Because these compose, a single plain-English instruction can do real work. Consider:
You write: "When transitioning to 'Released', find all issues that block this one, move them to 'Done' if they're in Testing, and comment 'Unblocked by this release' on each."
The AI searches for the blocking issues, transitions the ones in Testing, and comments on each — a multi-step routine you'd otherwise hand to a script. Or:
You write: "When this moves to Resolved, log 2 hours with the comment 'Code complete', add the 'resolved' label, email the assignee, and check whether the parent epic's other issues are also resolved."
Four distinct actions across three Jira tools, plus a JQL check — all from one sentence, all logged. You didn't write a function. You wrote the brief.

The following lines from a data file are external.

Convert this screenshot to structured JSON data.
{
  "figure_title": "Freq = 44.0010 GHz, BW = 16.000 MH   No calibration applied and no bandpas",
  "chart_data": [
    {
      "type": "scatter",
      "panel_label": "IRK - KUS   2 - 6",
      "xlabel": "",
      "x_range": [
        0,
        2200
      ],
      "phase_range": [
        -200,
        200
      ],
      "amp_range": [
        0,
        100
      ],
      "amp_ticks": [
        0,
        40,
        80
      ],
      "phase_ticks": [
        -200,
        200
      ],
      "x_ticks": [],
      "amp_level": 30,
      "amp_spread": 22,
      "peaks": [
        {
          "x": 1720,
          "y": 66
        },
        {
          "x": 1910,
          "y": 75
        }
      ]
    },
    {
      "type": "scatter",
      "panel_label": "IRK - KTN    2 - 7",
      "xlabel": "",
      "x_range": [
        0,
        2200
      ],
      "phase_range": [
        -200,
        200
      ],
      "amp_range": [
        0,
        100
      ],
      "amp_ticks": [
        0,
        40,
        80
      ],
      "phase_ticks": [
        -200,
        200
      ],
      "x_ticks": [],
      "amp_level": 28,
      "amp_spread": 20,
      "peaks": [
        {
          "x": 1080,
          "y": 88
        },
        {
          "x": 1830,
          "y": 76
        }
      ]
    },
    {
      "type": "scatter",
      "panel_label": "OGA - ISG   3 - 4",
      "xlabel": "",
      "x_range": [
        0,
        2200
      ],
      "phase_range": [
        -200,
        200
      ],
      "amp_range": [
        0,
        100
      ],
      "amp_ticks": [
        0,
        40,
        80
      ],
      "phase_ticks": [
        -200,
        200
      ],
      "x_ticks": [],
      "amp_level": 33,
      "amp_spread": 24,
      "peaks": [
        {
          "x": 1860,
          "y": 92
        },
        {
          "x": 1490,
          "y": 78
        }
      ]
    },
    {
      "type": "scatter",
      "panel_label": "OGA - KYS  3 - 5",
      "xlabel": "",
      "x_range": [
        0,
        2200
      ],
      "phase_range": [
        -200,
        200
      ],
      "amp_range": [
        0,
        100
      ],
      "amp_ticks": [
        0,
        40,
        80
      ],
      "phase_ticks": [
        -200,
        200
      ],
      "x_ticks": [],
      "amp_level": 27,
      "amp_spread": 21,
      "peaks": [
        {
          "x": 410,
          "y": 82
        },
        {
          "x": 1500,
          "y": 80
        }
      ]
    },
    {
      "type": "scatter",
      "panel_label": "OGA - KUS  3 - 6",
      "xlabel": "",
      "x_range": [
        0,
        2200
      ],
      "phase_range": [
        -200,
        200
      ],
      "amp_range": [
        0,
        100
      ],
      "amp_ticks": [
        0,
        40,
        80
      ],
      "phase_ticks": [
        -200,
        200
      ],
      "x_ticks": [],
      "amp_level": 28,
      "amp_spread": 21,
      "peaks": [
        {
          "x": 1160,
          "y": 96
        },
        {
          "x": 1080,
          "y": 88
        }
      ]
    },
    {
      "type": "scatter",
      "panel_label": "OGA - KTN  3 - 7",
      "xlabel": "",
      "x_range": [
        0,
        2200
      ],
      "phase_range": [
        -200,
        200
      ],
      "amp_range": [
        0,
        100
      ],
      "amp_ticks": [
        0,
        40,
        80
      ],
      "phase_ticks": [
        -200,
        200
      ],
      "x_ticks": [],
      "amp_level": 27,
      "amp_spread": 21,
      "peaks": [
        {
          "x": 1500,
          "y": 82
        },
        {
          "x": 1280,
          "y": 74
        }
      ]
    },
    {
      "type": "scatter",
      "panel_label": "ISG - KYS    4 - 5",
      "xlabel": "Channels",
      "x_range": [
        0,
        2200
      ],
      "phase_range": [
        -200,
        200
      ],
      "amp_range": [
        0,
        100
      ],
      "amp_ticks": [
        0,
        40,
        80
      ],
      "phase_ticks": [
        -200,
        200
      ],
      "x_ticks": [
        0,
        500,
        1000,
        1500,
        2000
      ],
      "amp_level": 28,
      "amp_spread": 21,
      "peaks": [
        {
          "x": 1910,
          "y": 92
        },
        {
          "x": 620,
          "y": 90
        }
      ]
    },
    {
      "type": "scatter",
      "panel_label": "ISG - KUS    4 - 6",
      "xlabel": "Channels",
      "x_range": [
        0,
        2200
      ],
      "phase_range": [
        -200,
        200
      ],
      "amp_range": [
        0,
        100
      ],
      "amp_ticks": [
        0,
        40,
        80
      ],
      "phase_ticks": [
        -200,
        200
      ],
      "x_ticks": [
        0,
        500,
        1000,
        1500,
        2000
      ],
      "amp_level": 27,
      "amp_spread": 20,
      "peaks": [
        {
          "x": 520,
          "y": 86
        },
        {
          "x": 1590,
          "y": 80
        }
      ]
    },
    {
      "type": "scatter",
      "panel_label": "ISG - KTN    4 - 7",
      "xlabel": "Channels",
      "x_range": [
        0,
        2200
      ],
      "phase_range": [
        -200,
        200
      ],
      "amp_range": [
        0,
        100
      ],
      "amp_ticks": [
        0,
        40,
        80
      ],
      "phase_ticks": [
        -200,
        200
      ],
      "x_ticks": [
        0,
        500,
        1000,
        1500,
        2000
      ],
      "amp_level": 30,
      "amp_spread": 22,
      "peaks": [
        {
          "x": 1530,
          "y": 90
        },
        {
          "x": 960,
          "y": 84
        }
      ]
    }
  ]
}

Why this beats scripting on every axis that matters
It's easier. The skill required to maintain your workflow logic drops from "can read and debug Groovy" to "can describe what should happen." That's not a smaller team of specialists — it's anyone who owns the process.
It's faster. Adding or changing a rule is editing a sentence, not editing code and redeploying. The process owner who wants one more guardrail doesn't file a ticket and wait for the one person who can touch the script. They describe it.

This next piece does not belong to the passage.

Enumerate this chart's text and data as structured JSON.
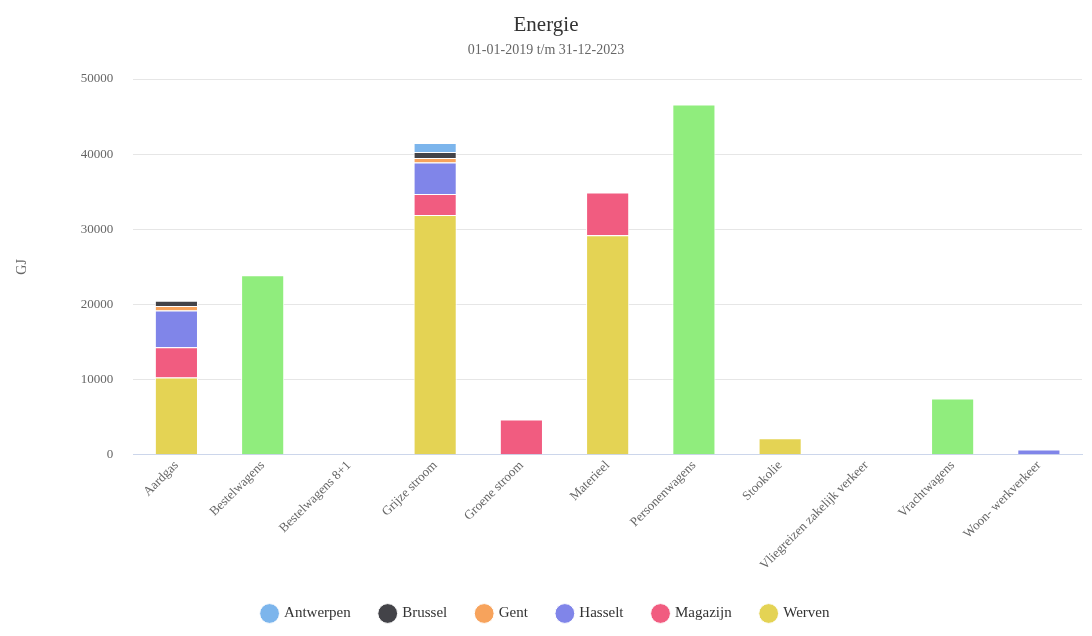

It's maintainable by anyone. The rule reads as the intent. Six months from now, when someone asks "why does this transition get blocked?", the answer isn't buried in code — it's the sentence sitting right there in the configuration. There is no knowledge locked in one head, because the rule is written in the language everyone already speaks.
It survives change. Conditions compile to native Jira expressions; validators and post-functions reason over the live issue context at run time rather than against assumptions frozen into old code. And the fail-safe design — conditions and validators that allow rather than block when something can't be parsed, post-functions that catch tool errors and keep going — means an edge case degrades gracefully instead of jamming your workflow.
You don't trade power for simplicity, either. Conditional branches, queries over related issues, multi-step sequences — the things people reached for scripts to do — are exactly what the natural-language modules handle.
The short version
For years, customizing a Jira workflow meant writing code that most of your team couldn't read, couldn't safely change, and quietly dreaded every upgrade. The scripts worked until they didn't, and the knowledge to fix them walked out the door with whoever wrote them.
Workflow Toolkit for Jira removes the scripting layer entirely. You describe the condition, the validator, or the post-function in plain English, and the AI builds it — readable, maintainable, and owned by the person who understands the process, not just the syntax.
Scripts are the past. Describe what you want, and let the workflow do the rest.